July 6, 2026 —
Opus Genetics announced that it has reached alignment with the U.S. Food and Drug Administration on the design of its registrational Phase 3 clinical trial evaluating OPGx-LCA5 for LCA5-associated inherited retinal disease, an ultra-rare, early-onset inherited retinal dystrophy that can cause severe childhood blindness.
The alignment followed a successful Type B meeting under the FDA’s Rare Disease Evidence Principles, or RDEP, program. Meeting minutes confirmed key elements of the planned Phase 3 study, including trial size, design, endpoint selection, and the potential timing of a future Biologics License Application.
The Phase 3 trial is expected to enroll eight participants who are able to complete microperimetry testing, with both eyes treated. The study will include a six-month run-in period, allowing each participant to serve as their own natural history control before receiving treatment. Seven of the eight planned participants have already been enrolled and are completing the run-in period. Opus expects to initiate Phase 3 dosing in the fourth quarter of 2026.
The primary efficacy endpoint will be a mean improvement of at least 7 decibels in retinal sensitivity across the central 16 test loci, a clinically meaningful measure of visual function. The study is designed with greater than 90% statistical power to detect a treatment effect of at least seven decibels.

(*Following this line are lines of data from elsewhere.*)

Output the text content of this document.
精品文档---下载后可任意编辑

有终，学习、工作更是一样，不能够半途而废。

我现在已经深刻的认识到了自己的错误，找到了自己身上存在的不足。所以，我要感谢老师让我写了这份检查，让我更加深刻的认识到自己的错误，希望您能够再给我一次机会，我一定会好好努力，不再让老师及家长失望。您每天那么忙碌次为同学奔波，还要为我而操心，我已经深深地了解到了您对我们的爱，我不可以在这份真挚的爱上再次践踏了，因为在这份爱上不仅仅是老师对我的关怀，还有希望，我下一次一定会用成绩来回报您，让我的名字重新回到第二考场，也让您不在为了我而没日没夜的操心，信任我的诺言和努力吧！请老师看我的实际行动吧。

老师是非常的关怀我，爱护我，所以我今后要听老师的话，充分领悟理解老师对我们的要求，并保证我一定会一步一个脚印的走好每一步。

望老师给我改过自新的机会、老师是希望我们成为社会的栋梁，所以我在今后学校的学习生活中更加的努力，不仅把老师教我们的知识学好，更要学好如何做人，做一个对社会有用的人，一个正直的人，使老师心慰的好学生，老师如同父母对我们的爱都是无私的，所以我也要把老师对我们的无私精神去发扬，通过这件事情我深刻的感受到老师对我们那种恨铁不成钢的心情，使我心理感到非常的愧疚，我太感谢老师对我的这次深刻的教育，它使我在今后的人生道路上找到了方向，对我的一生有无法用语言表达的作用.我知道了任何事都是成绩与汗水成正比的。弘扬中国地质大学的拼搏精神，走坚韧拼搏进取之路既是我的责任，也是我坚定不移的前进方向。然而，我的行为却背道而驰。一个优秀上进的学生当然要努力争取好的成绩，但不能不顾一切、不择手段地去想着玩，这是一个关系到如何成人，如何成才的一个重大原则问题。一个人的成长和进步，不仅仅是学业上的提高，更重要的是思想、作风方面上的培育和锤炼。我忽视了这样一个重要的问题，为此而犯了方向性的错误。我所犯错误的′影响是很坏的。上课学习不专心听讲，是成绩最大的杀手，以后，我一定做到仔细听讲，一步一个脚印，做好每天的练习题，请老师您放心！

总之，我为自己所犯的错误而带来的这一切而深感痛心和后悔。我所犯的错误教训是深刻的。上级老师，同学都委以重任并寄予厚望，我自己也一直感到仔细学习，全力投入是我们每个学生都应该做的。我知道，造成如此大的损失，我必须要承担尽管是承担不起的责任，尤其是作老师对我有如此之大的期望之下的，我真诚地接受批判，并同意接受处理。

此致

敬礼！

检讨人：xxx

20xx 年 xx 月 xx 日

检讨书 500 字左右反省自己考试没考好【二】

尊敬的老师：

Phase 1/2 data support the selected endpoint. Among participants able to complete microperimetry testing, Opus reported an average improvement of approximately 10.5 decibels. Pediatric participants demonstrated large gains in cone-mediated vision, while adults showed durable improvements in cone sensitivity and visual function out to 18 months.
Importantly, the FDA indicated that Opus may submit a Biologics License Application based on compelling efficacy data at the six-month primary endpoint, with 12-month durability data submitted during the BLA review process. The company said this provides a clearer regulatory path toward potential approval.

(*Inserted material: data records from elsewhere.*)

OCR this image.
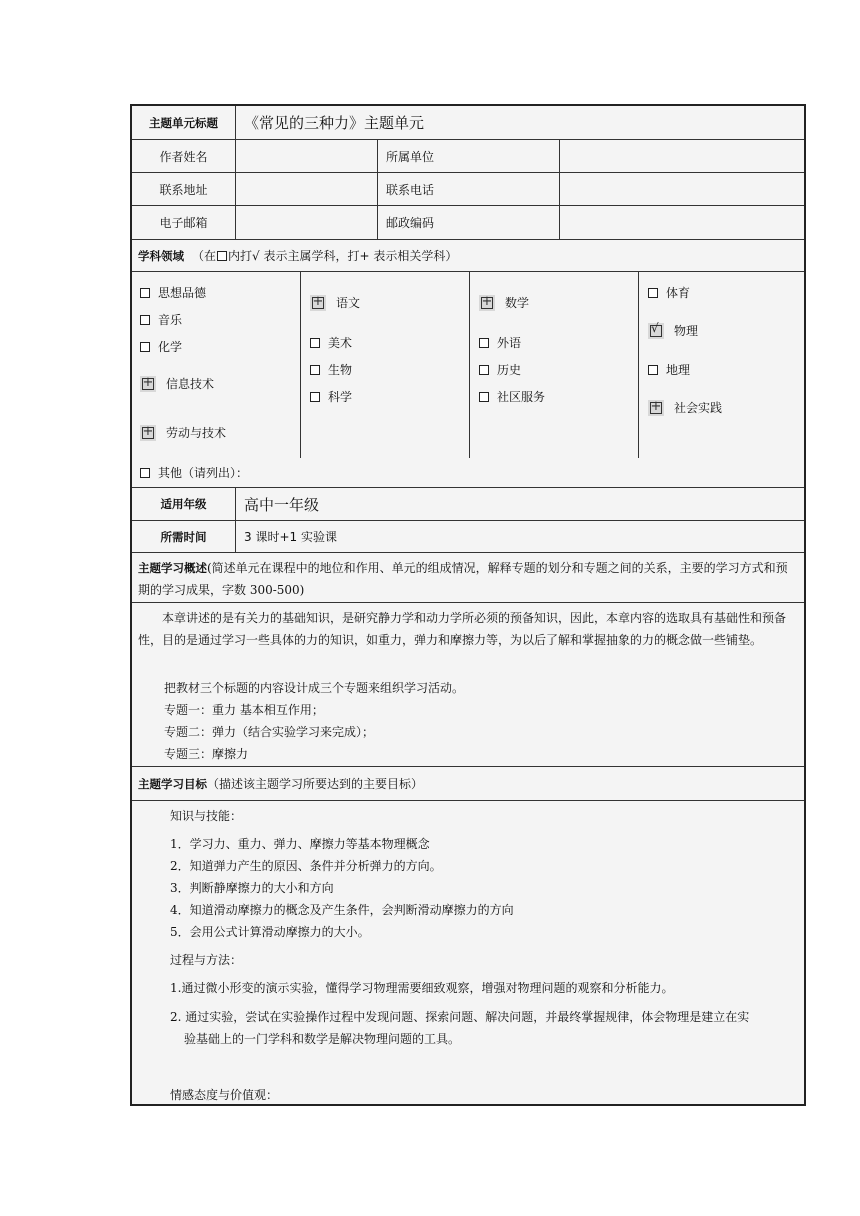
主题单元标题	《常见的三种力》主题单元
作者姓名	所属单位
联系地址	联系电话
电子邮箱	邮政编码
学科领域 （在 内打√ 表示主属学科，打+ 表示相关学科）
思想品德
音乐
化学
+信息技术
+劳动与技术
+语文
美术
生物
科学
+数学
外语
历史
社区服务
体育
√物理
地理
+社会实践
其他（请列出）：
适用年级	高中一年级
所需时间	3 课时+1 实验课
主题学习概述(简述单元在课程中的地位和作用、单元的组成情况，解释专题的划分和专题之间的关系，主要的学习方式和预期的学习成果，字数 300-500)
本章讲述的是有关力的基础知识，是研究静力学和动力学所必须的预备知识，因此，本章内容的选取具有基础性和预备性，目的是通过学习一些具体的力的知识，如重力，弹力和摩擦力等，为以后了解和掌握抽象的力的概念做一些铺垫。
把教材三个标题的内容设计成三个专题来组织学习活动。
专题一：重力 基本相互作用；
专题二：弹力（结合实验学习来完成）；
专题三：摩擦力
主题学习目标 （描述该主题学习所要达到的主要目标）
知识与技能：
1．学习力、重力、弹力、摩擦力等基本物理概念
2．知道弹力产生的原因、条件并分析弹力的方向。
3．判断静摩擦力的大小和方向
4．知道滑动摩擦力的概念及产生条件，会判断滑动摩擦力的方向
5．会用公式计算滑动摩擦力的大小。
过程与方法：
1.通过微小形变的演示实验，懂得学习物理需要细致观察，增强对物理问题的观察和分析能力。
2. 通过实验，尝试在实验操作过程中发现问题、探索问题、解决问题，并最终掌握规律，体会物理是建立在实
验基础上的一门学科和数学是解决物理问题的工具。
情感态度与价值观：
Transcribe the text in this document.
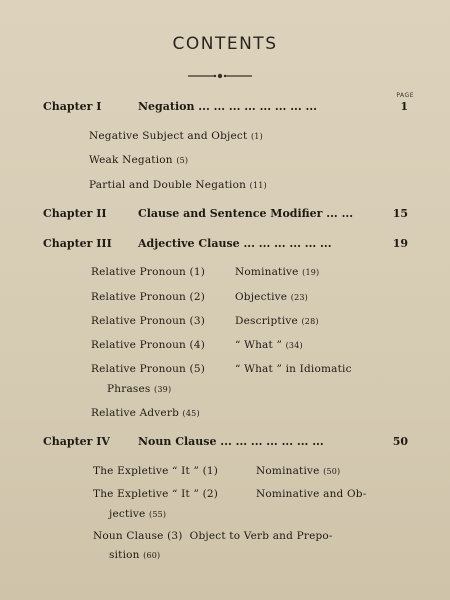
CONTENTS
PAGE
Chapter I	Negation ... ... ... ... ... ... ... ...	1
Negative Subject and Object (1)
Weak Negation (5)
Partial and Double Negation (11)
Chapter II	Clause and Sentence Modifier ... ...	15
Chapter III Adjective Clause ... ... ... ... ... ...	19
Relative Pronoun (1)	Nominative (19)
Relative Pronoun (2)	Objective (23)
Relative Pronoun (3)	Descriptive (28)
Relative Pronoun (4)	“ What ” (34)
Relative Pronoun (5)	“ What ” in Idiomatic
Phrases (39)
Relative Adverb (45)
Chapter IV	Noun Clause ... ... ... ... ... ... ...	50
The Expletive “ It ” (1)	Nominative (50)
The Expletive “ It ” (2)	Nominative and Ob-
jective (55)
Noun Clause (3)  Object to Verb and Prepo-
sition (60)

OPGx-LCA5 is designed to treat Leber congenital amaurosis caused by biallelic mutations in the LCA5 gene, which encodes the lebercilin protein. LCA5-associated inherited retinal disease is among the most severe forms of childhood blindness and currently has no approved treatment.
The investigational therapy uses an AAV8 vector to deliver a functional copy of the LCA5 gene to the outer retina. The therapeutic rationale is supported by evidence that retinal structure and visual function may be dissociated in LCA5-associated disease, suggesting that functional improvement may still be possible even in patients with severe vision loss.

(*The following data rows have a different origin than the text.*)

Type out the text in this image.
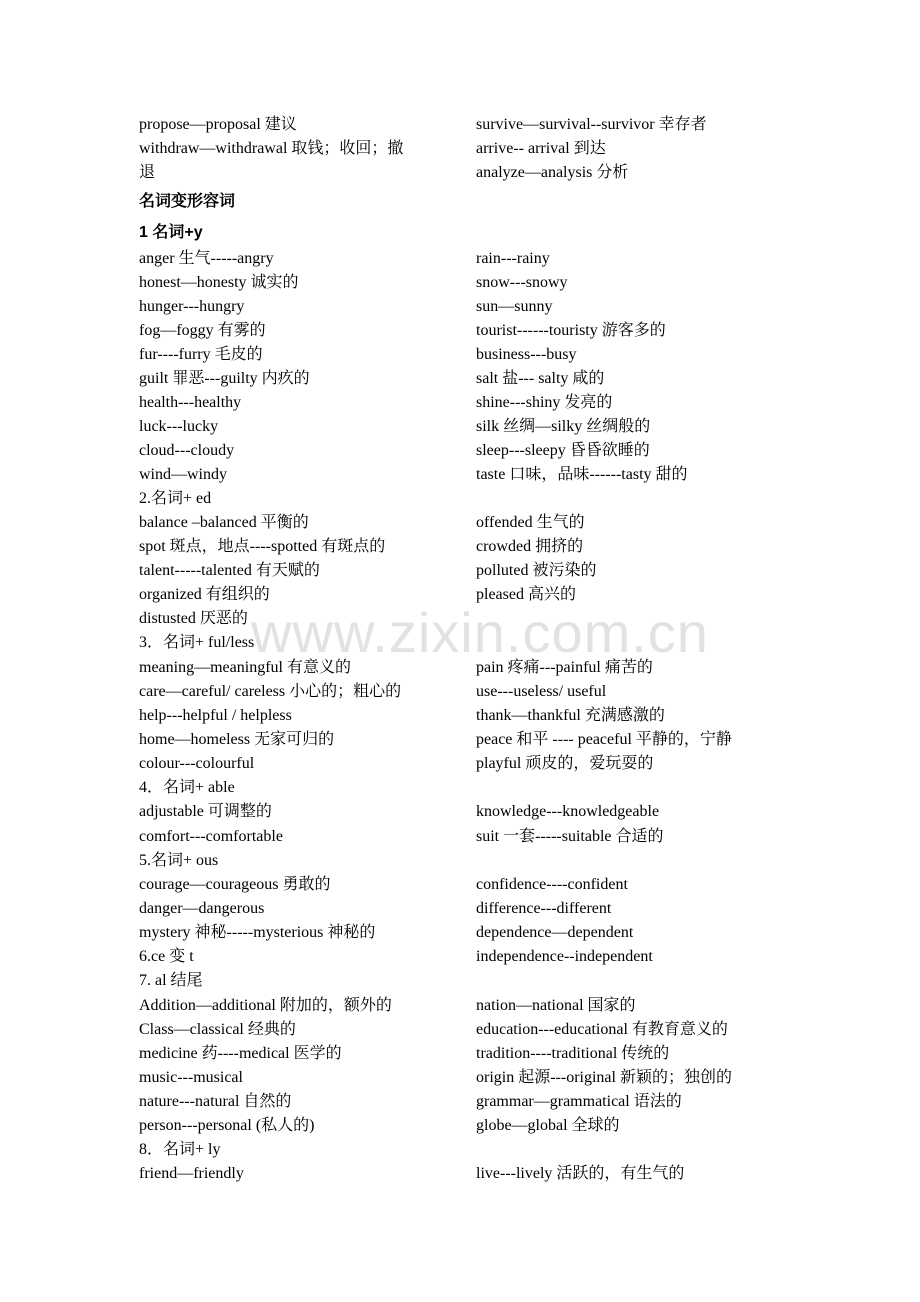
propose—proposal 建议	survive—survival--survivor 幸存者
withdraw—withdrawal 取钱；收回；撤	arrive-- arrival 到达
退	analyze—analysis 分析
名词变形容词
1 名词+y
anger 生气-----angry	rain---rainy
honest—honesty 诚实的	snow---snowy
hunger---hungry	sun—sunny
fog—foggy 有雾的	tourist------touristy 游客多的
fur----furry 毛皮的	business---busy
guilt 罪恶---guilty 内疚的	salt 盐--- salty 咸的
health---healthy	shine---shiny 发亮的
luck---lucky	silk 丝绸—silky 丝绸般的
cloud---cloudy	sleep---sleepy 昏昏欲睡的
wind—windy	taste 口味，品味------tasty 甜的
2.名词+ ed
balance –balanced 平衡的	offended 生气的
spot 斑点，地点----spotted 有斑点的	crowded 拥挤的
talent-----talented 有天赋的	polluted 被污染的
organized 有组织的	pleased 高兴的
distusted 厌恶的
3．名词+ ful/less
meaning—meaningful 有意义的	pain 疼痛---painful 痛苦的
care—careful/ careless 小心的；粗心的	use---useless/ useful
help---helpful / helpless	thank—thankful 充满感激的
home—homeless 无家可归的	peace 和平 ---- peaceful 平静的，宁静
colour---colourful	playful 顽皮的，爱玩耍的
4．名词+ able
adjustable 可调整的	knowledge---knowledgeable
comfort---comfortable	suit 一套-----suitable 合适的
5.名词+ ous
courage—courageous 勇敢的	confidence----confident
danger—dangerous	difference---different
mystery 神秘-----mysterious 神秘的	dependence—dependent
6.ce 变 t	independence--independent
7. al 结尾
Addition—additional 附加的，额外的	nation—national 国家的
Class—classical 经典的	education---educational 有教育意义的
medicine 药----medical 医学的	tradition----traditional 传统的
music---musical	origin 起源---original 新颖的；独创的
nature---natural 自然的	grammar—grammatical 语法的
person---personal (私人的)	globe—global 全球的
8．名词+ ly
friend—friendly	live---lively 活跃的，有生气的
www.zixin.com.cn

OPGx-LCA5 is currently being evaluated in a Phase 1/2 trial at the University of Pennsylvania and has remained well tolerated, with no ocular serious adverse events or dose-limiting toxicities reported. The program has received Rare Pediatric Disease, Orphan Drug, and Regenerative Medicine Advanced Therapy designations from the FDA and has been accepted into the RDEP program.
If successful, OPGx-LCA5 could become a potential treatment for one of the most severe inherited retinal diseases and may also qualify for a Priority Review Voucher, which Opus described as a potentially significant strategic asset.